Conflicting reports about the fate of Lebanese in Syria’s Tadmor prison

Tadmor prison
Tadmor prison

Interior and Municipalities Minister Nouhad al-Mashnouq denied Thursday having any information regarding the report, which stated that the Islamic State had freed Lebanese detainees from Syria’s Tadmor prison, stressing that he is following up on the case.

For her part, head of the Committee of the Families of the Kidnapped and Disappeared in Lebanon, Wadad Halawani told LBCI the aforementioned report was inaccurate and has yet to be verified.

Civil society activist, Ahmad al-Ayyoubi had told Sky News Channel that Lebanese detainees at Tadmor prison had come under the control of the Islamic State and were released, noting that they may have headed for Turkey.

In response, Minister al-Mashnouq’s media office said that al-Ayyoubi is not an official source of information, but had in the past conducted negotiations and contacts between the minister and religious parties to support civil peace in the northern city of Tripoli.

Reports emerged earlier via Twitter stating that the Islamic State had freed 27 Lebanese nationals from Syria’s notorious government-run Tadmor prison, including 5 Christians who have been detained for over 35 years.

Palmyra jail, which is commonly called Tadmor Prison after the Arabic name for the heritage city, has a notorious reputation stretching back decades in Syria.

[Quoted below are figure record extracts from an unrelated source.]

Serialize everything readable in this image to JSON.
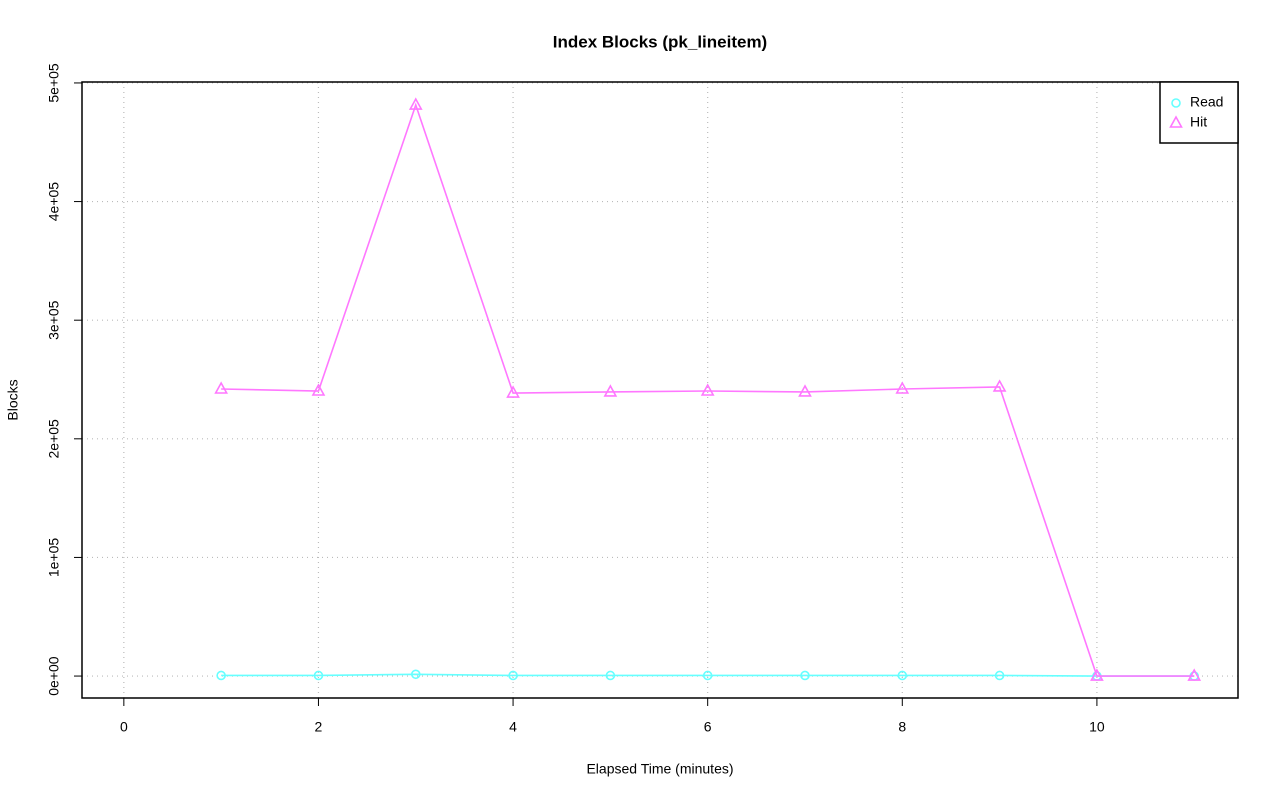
{
  "chart_data": {
    "type": "line",
    "title": "Index Blocks (pk_lineitem)",
    "xlabel": "Elapsed Time (minutes)",
    "ylabel": "Blocks",
    "x": [
      1,
      2,
      3,
      4,
      5,
      6,
      7,
      8,
      9,
      10,
      11
    ],
    "series": [
      {
        "name": "Read",
        "color": "#66ffff",
        "marker": "circle",
        "values": [
          500,
          500,
          1500,
          500,
          500,
          500,
          500,
          500,
          500,
          0,
          0
        ]
      },
      {
        "name": "Hit",
        "color": "#ff77ff",
        "marker": "triangle",
        "values": [
          242000,
          240300,
          481400,
          238600,
          239500,
          240300,
          239500,
          242000,
          243700,
          0,
          0
        ]
      }
    ],
    "xlim": [
      -0.43,
      11.45
    ],
    "ylim": [
      -18500,
      500800
    ],
    "xticks": [
      0,
      2,
      4,
      6,
      8,
      10
    ],
    "yticks": [
      {
        "value": 0,
        "label": "0e+00"
      },
      {
        "value": 100000,
        "label": "1e+05"
      },
      {
        "value": 200000,
        "label": "2e+05"
      },
      {
        "value": 300000,
        "label": "3e+05"
      },
      {
        "value": 400000,
        "label": "4e+05"
      },
      {
        "value": 500000,
        "label": "5e+05"
      }
    ],
    "grid": true,
    "legend": "top-right"
  }
}
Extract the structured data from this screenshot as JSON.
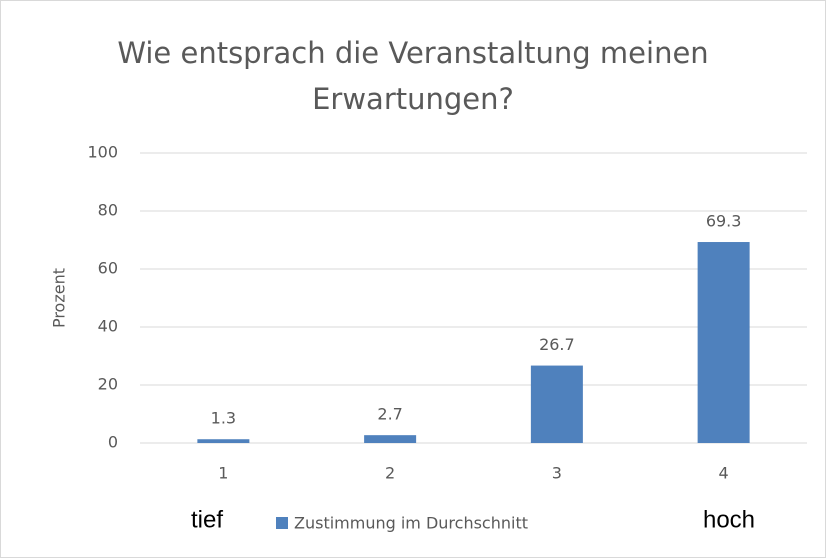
{
  "chart_data": {
    "type": "bar",
    "title": "Wie entsprach die Veranstaltung meinen Erwartungen?",
    "y_label": "Prozent",
    "categories": [
      "1",
      "2",
      "3",
      "4"
    ],
    "series": [
      {
        "name": "Zustimmung im Durchschnitt",
        "color": "#4f81bd",
        "values": [
          1.3,
          2.7,
          26.7,
          69.3
        ]
      }
    ],
    "ylim": [
      0,
      100
    ],
    "yticks": [
      0,
      20,
      40,
      60,
      80,
      100
    ],
    "grid": true,
    "legend": "bottom",
    "annotations": [
      "tief",
      "hoch"
    ]
  }
}
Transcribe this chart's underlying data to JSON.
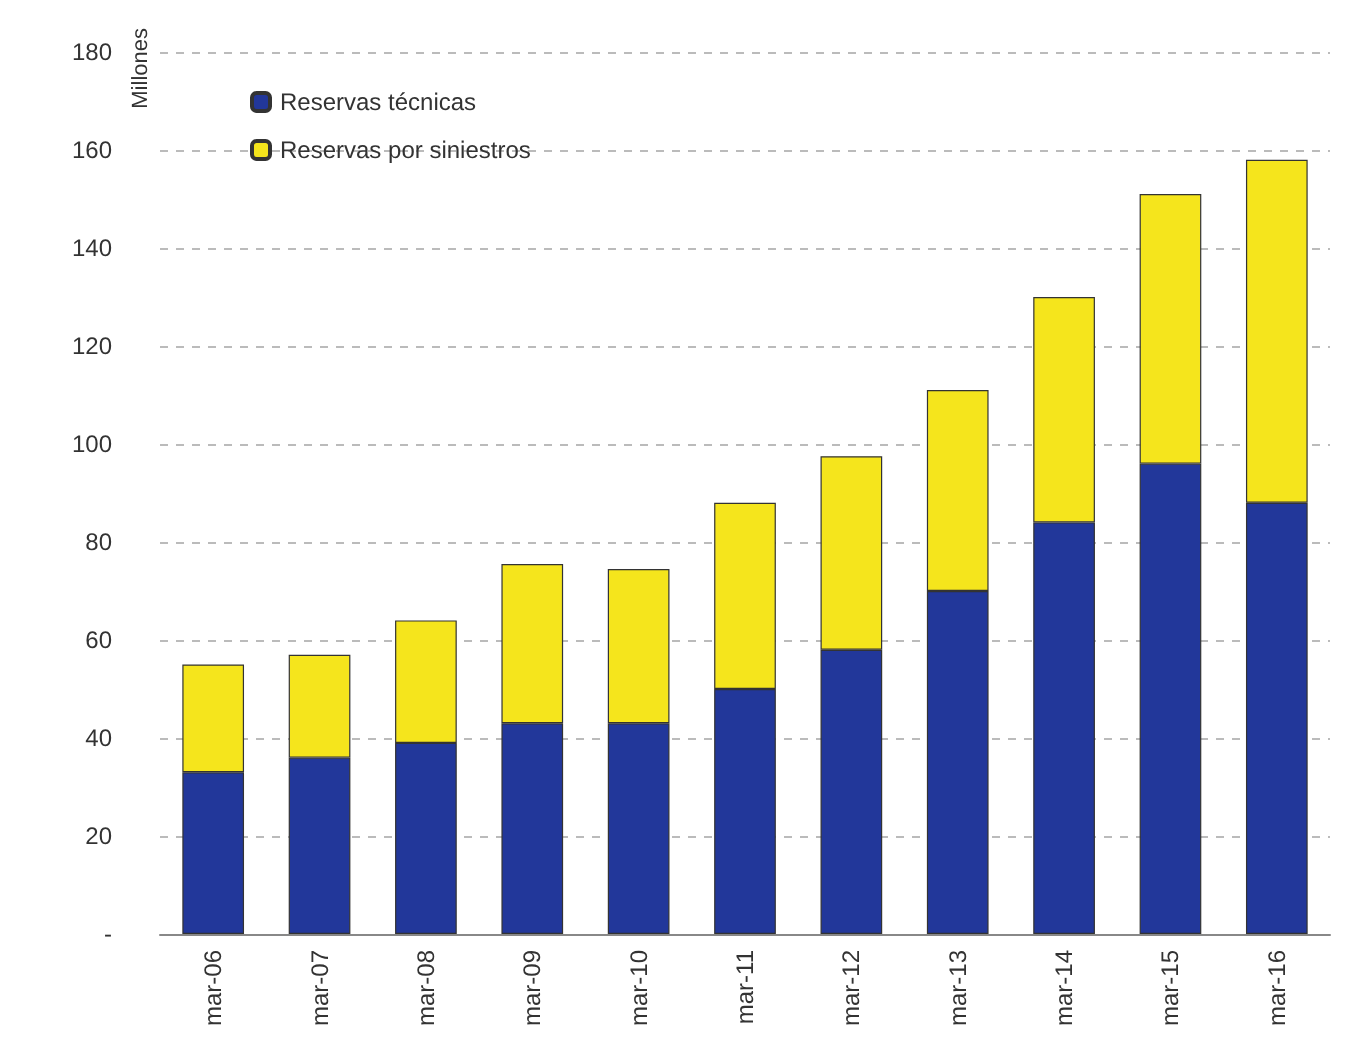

Tens of thousands of Syrian political prisoners and common criminals served time in the desert jail, which is located along the eastern edge of Palmyra near the city’s airport.

Not only were Syrians incarcerated in the facility, but a number of Lebanese men who were kidnapped during their country’s 1975-1990 Civil War.

On June 27, 1980, the Syrian regime’s Defense Brigades stormed the facility and killed approximately 1,000 detainees after a failed assassination attempt against then President Hafez al-Assad.

The prison was closed in 2001, but reopened ten years later at the advent of the Syrian uprising to host hundreds of anti-regime detainees.

Lebanese Forces leader and presidential candidate Samir Geagea ” urged the Lebanese government on Saturday to contract the governments of Turkey and Qatar to gather accurate information on the whereabouts of the Lebanese that were in the Tadmor jail and not leave the people of the missing and prisoners prey to gossip and rumors from all sides.”